Yerushalmi argued that Jewish collective memory, as reflected in liturgy and commemoration, often diverges from professional historical inquiry, dialoguing with ideas developed by Maurice Halbwachs, Paul Ricoeur, and scholars of collective memory. He critiqued assumptions in modernist narratives about continuity and rupture, influencing debates in Holocaust historiography, Sephardic studies, and the study of Jewish law's historical consciousness.

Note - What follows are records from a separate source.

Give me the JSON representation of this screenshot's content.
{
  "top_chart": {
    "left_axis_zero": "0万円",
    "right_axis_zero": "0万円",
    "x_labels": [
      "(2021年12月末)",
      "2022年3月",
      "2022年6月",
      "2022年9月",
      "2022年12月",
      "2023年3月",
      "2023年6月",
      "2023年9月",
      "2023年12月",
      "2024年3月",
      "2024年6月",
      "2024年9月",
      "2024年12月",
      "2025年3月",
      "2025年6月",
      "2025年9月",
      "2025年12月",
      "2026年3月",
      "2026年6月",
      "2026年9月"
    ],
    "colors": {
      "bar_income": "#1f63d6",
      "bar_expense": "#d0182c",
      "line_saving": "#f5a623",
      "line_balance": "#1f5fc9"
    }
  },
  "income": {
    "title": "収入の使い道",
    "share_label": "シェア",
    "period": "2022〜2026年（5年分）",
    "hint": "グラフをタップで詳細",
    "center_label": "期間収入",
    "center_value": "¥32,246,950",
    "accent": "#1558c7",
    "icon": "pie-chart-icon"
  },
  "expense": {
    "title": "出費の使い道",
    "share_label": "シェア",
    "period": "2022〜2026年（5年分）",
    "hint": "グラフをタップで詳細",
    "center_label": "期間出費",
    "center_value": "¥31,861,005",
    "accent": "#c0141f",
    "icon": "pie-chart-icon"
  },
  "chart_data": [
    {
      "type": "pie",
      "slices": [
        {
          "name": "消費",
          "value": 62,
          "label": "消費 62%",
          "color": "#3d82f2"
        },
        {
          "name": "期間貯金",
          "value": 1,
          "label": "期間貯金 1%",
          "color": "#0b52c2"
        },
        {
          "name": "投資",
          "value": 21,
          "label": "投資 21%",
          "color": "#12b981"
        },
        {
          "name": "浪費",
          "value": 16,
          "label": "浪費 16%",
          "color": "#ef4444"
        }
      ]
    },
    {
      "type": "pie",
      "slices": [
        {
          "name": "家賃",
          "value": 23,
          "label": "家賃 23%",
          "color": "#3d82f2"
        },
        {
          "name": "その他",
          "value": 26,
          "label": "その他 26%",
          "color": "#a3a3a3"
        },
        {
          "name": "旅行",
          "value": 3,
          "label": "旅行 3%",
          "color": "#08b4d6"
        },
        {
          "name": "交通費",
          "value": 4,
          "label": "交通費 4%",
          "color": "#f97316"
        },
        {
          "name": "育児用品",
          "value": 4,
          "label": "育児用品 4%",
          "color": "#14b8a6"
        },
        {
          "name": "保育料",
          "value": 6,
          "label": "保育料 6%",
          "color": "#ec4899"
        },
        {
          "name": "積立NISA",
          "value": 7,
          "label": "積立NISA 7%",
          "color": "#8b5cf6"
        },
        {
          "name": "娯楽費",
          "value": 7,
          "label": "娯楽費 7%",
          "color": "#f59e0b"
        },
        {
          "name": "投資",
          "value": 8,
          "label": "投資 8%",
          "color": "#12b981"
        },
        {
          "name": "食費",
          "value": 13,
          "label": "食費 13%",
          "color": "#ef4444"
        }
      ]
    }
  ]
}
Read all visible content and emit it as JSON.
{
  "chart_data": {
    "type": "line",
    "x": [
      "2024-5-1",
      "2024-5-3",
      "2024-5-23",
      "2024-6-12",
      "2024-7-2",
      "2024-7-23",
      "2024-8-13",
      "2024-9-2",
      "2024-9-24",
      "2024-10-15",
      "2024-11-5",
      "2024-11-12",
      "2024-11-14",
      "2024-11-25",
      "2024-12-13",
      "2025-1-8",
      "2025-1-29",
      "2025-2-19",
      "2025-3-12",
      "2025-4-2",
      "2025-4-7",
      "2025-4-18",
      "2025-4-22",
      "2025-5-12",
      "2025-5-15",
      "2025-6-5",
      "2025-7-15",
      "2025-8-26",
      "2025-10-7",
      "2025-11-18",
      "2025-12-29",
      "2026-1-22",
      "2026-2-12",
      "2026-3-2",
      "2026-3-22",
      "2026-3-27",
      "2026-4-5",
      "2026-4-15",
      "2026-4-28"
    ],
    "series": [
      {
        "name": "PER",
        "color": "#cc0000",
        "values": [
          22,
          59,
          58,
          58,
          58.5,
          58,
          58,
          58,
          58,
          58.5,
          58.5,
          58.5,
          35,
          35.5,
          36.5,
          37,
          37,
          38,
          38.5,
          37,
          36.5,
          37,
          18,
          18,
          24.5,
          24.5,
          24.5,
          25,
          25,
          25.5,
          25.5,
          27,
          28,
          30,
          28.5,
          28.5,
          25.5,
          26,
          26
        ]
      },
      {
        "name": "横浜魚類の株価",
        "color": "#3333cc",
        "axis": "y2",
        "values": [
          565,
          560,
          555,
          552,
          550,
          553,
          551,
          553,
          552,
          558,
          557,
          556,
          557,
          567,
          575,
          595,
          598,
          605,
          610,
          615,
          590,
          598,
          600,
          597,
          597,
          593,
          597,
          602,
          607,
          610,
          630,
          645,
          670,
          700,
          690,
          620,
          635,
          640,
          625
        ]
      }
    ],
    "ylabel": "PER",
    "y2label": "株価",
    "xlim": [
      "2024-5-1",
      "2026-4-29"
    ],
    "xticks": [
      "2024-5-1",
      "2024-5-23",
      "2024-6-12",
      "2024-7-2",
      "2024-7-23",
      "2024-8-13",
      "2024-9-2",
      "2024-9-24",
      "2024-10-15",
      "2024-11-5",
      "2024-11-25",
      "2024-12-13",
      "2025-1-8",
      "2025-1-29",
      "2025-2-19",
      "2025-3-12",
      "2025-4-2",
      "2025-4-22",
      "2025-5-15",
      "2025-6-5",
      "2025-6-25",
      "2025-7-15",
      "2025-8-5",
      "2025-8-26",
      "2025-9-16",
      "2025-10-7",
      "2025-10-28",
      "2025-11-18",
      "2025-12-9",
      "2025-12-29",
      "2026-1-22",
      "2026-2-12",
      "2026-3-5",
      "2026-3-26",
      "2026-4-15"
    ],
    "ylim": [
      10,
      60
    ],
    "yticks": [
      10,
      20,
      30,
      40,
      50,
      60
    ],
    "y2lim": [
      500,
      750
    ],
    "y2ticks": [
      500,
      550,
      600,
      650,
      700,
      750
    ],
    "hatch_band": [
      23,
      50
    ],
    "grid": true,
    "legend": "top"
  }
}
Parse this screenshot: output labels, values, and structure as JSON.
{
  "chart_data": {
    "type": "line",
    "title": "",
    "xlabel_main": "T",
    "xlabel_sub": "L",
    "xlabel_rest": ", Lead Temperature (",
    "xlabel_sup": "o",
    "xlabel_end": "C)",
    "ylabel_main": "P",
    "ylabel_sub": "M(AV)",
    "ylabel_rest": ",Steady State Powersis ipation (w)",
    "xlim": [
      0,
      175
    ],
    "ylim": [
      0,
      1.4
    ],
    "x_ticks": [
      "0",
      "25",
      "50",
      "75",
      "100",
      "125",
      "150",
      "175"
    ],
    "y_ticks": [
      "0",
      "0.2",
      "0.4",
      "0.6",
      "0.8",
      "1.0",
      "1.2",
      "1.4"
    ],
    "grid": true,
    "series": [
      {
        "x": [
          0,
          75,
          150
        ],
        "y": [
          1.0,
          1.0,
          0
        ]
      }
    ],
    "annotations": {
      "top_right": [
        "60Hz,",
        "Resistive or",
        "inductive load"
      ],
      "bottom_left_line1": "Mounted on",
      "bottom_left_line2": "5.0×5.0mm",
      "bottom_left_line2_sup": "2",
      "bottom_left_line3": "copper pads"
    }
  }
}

His work intersected with thinkers from Salo Baron and Jacob Katz to contemporary historians at Yeshiva University and Hebrew University of Jerusalem, shaping curricula in Jewish studies programs and prompting responses in journals like those associated with Oxford University Press and Cambridge University Press.
Yerushalmi received fellowships from the Guggenheim Foundation, the American Academy of Arts and Sciences, and awards tied to institutions such as Columbia University and the Jewish Theological Seminary of America. He delivered named lectures at Yale University, Princeton University, and the Van Leer Jerusalem Institute, and was recognized by societies including the Association for Jewish Studies and the Hebrew University of Jerusalem for his contributions to Jewish history and memory studies.
Yerushalmi's personal archive, correspondence with scholars like Gershom Scholem, Nechama Leibowitz, and Elie Wiesel, and unpublished lectures influenced successive generations of historians, literary critics, and rabbis in North America and Israel. His legacy endures through graduate students appointed at Columbia University, Harvard University, and institutions across Europe and Latin America, and through ongoing debates about the roles of memory and history in Jewish communal life. His work remains central to discussions at conferences hosted by the Association for Jewish Studies and symposia at the Yad Vashem and Center for Jewish History.